MY POINT EXACTLY! Too many facilities are lacking in the potential for harm to the patient, simply because they desire to save a little money and use the same pumps and tubing, or they don't adequately train their personnel...or they allow vendors to come in and "train" people in a one hour inservice, that does not encompass hospital policy or procedure, or the Nurse Practice act....this is really scarey....what's next??? A little alcohol swab to the port???ugh.
Well I didn't just fall off the turnip wagon. Yes we have competencies. BON says that as long as we are properly educated then we can do it. Obviously our states are very different.
jmgrn: i would be curious to know what training you received before you began dc'ing epidurals and also what training you received to bolus patients.....and for clarification: this was initial bolusing....not giving an increase to a continuous already established infusion....do you do the initial? here's what i see "wrong with it"....first, of all the devices that are most often involved in a lawsuit, it is an epidural catheter/ or it's monitoring.they are easily migratory....and only an anesthesiologist is trained to check for proper placement of an epidural catheter. therefore, if you are initiating the first bolus dose, how do you, and rn, know that the catheter is in proper position? what signs/symptoms are you trained to watch for when caring and maintaining epidural caths? do you know what to do when one goes awry and you have a problem? do you check ptt before pulling? how about heparinization post op patients for thromolytic prophylaxis vs. pulling an epidural cath, and why?did you lear dermatome study/ and do you understand uni vs. bilateral anesthesia control? no i don't know what this is, or what it has to do with pulling epidurals.there are lots of issues with epidurals...not to mention a dural tear...which is major....and would you know the signs of that in your patient?

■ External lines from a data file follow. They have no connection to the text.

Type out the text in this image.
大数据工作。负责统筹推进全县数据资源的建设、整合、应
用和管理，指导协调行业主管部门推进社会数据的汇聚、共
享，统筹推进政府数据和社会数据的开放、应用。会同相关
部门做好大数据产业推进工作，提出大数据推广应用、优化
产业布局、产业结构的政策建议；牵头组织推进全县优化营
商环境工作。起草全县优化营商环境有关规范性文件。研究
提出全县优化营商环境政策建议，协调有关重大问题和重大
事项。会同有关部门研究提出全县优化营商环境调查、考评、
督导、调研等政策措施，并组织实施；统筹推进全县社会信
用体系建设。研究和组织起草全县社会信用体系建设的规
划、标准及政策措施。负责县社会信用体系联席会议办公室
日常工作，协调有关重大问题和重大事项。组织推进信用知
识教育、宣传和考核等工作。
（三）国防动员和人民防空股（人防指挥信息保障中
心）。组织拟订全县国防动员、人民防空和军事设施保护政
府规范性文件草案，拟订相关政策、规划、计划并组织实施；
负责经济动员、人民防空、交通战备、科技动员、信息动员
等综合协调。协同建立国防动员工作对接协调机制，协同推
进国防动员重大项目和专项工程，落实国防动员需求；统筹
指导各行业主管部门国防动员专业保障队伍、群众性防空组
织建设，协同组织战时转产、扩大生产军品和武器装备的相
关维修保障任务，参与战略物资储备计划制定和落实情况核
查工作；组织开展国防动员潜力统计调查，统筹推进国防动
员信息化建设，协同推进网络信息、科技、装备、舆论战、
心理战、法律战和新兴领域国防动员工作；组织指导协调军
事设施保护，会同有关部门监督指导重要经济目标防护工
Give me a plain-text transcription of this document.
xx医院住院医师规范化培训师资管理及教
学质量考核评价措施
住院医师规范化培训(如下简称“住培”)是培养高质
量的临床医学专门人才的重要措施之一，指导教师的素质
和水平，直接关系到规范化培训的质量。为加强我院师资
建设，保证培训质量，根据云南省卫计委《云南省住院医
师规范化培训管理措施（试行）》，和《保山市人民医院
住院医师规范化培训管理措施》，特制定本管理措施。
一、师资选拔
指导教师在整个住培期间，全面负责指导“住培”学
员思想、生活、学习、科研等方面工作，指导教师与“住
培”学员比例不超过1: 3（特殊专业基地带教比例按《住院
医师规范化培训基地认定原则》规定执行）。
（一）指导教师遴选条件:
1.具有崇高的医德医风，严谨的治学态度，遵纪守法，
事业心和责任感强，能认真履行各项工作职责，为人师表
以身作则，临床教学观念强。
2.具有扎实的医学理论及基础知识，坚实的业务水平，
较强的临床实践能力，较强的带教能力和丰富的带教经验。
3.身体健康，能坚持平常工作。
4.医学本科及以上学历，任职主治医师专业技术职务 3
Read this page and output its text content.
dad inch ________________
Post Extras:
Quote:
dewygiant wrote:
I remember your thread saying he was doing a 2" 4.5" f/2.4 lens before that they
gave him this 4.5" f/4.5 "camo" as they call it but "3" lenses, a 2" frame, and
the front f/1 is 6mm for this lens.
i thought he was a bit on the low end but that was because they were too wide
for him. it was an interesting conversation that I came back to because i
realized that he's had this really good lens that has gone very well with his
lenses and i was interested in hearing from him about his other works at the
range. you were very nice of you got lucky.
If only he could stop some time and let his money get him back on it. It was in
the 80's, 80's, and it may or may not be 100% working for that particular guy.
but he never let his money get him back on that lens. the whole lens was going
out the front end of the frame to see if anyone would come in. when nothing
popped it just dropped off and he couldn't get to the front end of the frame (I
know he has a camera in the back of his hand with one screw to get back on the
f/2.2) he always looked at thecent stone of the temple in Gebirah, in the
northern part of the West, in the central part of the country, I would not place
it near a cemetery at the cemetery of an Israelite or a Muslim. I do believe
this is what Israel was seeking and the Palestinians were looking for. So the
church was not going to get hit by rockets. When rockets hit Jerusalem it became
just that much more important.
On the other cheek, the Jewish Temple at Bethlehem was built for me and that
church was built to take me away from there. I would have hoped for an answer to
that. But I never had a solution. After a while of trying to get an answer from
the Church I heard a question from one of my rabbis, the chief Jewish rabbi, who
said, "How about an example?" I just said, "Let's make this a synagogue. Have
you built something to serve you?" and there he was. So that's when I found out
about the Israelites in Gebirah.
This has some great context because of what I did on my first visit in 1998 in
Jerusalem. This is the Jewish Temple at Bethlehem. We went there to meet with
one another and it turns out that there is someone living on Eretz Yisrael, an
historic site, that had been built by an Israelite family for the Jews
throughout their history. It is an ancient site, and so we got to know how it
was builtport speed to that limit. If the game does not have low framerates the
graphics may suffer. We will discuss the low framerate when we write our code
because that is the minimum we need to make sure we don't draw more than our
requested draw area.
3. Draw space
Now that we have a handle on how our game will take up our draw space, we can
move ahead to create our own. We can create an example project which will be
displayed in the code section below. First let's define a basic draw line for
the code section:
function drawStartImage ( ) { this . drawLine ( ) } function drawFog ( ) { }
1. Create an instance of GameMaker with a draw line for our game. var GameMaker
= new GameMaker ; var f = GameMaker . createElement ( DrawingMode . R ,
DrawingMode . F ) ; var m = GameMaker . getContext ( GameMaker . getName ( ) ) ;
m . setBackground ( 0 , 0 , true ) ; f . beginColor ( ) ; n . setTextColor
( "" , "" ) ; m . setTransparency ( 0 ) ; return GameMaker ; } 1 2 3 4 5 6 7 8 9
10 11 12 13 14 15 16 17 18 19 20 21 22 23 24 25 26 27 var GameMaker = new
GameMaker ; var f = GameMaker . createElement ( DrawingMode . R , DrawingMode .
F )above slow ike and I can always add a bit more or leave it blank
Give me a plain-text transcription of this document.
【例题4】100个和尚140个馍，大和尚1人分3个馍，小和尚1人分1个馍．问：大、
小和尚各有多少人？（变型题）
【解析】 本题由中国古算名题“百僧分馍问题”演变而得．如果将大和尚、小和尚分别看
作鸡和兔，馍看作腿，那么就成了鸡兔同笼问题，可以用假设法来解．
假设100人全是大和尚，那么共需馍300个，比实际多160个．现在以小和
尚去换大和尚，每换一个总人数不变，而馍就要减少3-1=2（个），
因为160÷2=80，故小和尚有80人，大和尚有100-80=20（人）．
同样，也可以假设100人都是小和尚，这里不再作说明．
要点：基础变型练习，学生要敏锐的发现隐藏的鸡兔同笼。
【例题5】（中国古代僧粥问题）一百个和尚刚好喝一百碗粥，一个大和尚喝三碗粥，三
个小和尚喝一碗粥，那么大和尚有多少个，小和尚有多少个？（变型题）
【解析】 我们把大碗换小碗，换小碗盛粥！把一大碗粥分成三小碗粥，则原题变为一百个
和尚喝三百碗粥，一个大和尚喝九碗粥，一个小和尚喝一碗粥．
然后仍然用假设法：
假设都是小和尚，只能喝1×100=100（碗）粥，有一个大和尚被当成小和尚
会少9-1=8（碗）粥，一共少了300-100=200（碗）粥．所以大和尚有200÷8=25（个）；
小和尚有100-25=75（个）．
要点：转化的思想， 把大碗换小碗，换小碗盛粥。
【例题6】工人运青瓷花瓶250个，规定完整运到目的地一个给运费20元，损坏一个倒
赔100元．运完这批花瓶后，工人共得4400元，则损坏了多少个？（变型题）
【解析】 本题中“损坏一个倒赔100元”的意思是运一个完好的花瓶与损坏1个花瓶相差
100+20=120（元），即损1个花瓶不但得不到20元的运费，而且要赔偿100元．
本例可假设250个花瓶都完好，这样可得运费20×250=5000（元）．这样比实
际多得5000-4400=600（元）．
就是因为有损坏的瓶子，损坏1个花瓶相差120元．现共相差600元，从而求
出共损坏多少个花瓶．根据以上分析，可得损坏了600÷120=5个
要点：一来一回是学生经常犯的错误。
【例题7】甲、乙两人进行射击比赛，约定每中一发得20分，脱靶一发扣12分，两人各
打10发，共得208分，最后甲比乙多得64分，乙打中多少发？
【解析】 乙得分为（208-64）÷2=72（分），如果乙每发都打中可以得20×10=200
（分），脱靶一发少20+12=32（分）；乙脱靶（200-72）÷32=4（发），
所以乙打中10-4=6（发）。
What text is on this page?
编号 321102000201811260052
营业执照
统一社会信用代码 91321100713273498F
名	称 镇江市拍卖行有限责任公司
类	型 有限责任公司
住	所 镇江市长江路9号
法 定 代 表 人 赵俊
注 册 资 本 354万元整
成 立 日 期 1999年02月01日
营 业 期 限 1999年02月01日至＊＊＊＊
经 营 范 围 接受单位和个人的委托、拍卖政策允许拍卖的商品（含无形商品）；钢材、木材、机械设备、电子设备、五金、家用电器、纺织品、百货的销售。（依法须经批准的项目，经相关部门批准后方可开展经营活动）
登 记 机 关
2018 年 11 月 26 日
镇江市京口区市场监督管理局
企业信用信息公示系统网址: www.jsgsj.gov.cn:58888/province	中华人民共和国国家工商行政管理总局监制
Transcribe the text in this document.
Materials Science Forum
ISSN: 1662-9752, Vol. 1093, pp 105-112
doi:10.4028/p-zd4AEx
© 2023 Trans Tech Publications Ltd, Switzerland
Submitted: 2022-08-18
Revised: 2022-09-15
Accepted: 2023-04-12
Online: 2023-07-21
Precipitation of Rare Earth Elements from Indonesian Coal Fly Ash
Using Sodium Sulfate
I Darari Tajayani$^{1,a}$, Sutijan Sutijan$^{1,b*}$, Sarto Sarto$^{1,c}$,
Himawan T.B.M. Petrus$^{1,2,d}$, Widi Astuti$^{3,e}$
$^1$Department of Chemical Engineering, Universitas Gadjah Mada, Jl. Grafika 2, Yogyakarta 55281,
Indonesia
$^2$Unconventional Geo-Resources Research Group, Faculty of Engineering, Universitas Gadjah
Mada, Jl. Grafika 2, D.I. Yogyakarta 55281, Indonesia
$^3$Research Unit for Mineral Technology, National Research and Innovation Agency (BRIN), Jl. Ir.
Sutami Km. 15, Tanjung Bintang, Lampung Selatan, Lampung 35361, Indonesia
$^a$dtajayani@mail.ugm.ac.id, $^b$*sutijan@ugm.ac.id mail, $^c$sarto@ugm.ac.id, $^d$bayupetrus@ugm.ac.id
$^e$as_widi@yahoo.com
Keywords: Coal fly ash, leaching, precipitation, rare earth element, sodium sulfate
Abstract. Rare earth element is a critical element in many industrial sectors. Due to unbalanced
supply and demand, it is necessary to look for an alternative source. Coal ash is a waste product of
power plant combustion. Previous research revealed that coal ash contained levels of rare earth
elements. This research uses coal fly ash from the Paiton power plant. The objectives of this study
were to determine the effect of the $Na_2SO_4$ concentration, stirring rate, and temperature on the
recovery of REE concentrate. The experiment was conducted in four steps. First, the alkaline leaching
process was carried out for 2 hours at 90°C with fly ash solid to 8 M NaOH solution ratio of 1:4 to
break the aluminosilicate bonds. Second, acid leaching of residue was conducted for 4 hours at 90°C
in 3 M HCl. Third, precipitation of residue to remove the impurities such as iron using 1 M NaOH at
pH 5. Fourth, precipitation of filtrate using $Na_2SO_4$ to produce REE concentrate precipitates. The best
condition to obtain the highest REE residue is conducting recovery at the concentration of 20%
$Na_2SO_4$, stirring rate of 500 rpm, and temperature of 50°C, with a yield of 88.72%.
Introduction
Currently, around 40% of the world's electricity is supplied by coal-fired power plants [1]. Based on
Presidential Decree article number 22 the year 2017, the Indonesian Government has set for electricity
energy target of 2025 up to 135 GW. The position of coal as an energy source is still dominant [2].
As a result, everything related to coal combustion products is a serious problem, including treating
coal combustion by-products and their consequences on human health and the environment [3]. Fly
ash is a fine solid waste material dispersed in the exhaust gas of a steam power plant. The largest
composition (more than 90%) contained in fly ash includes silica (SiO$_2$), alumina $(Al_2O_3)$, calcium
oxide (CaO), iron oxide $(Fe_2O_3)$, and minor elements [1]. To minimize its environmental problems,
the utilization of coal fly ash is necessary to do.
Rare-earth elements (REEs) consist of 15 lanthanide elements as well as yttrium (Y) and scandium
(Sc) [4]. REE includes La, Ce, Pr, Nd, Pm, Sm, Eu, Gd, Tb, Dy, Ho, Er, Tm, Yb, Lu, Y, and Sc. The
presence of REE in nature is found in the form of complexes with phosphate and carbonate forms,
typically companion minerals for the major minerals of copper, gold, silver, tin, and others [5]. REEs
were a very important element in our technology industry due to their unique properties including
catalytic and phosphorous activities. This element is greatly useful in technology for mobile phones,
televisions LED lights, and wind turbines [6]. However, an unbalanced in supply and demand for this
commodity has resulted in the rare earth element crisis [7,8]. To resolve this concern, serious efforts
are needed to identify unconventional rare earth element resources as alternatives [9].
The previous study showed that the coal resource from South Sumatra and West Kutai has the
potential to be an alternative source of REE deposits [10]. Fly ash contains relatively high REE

here's what i see "wrong with it"....
first, of all the devices that are most often involved in a lawsuit, it is an epidural catheter/ or it's monitoring.
they are easily migratory....and only an anesthesiologist is trained to check for proper placement of an epidural catheter. therefore, if you are initiating the first bolus dose, how do you, and rn, know that the catheter is in proper position? what signs/symptoms are you trained to watch for when caring and maintaining epidural caths? do you know what to do when one goes awry and you have a problem? do you check ptt before pulling? how about heparinization post op patients for thromolytic prophylaxis vs. pulling an epidural cath, and why?
did you lear dermatome study/ and do you understand uni vs. bilateral anesthesia control? no i don't know what this is, or what it has to do with pulling epidurals.
there are lots of issues with epidurals...not to mention a dural tear...which is major....and would you know the signs of that in your patient?
training was given by an anesthesiologist, we took a test, a competency and demonstrated pulling the epidural. we do check inr if patient is on anticoags. we are well educated. and why do you seem to be attacking me? for our hospital policy. there isn't much we don't pull or d/c. we have had proper training. we are a teaching hospital, and a magnet hospital (well i know that doesn't mean anything) but we are good hospital.
as far as intial bolus all of our patients come with them already in place. i don't know if they do intial bolus in l&d or pacu. but i wouldn't be surprised if we do.
Spidey's mom, ADN, BSN, RN
11,305 Posts
We don't infuse continous medication into an epidural. It is capped and the CRNA or the doc can bolus if necessary.
I've always removed the epidural catheter, with an order to do so. It was part of my orientation as an OB nurse.
I do not like vendors coming in and giving presentations w/o knowing our facility's p&p's or the state regs.
Sounds like an accident waiting to happen.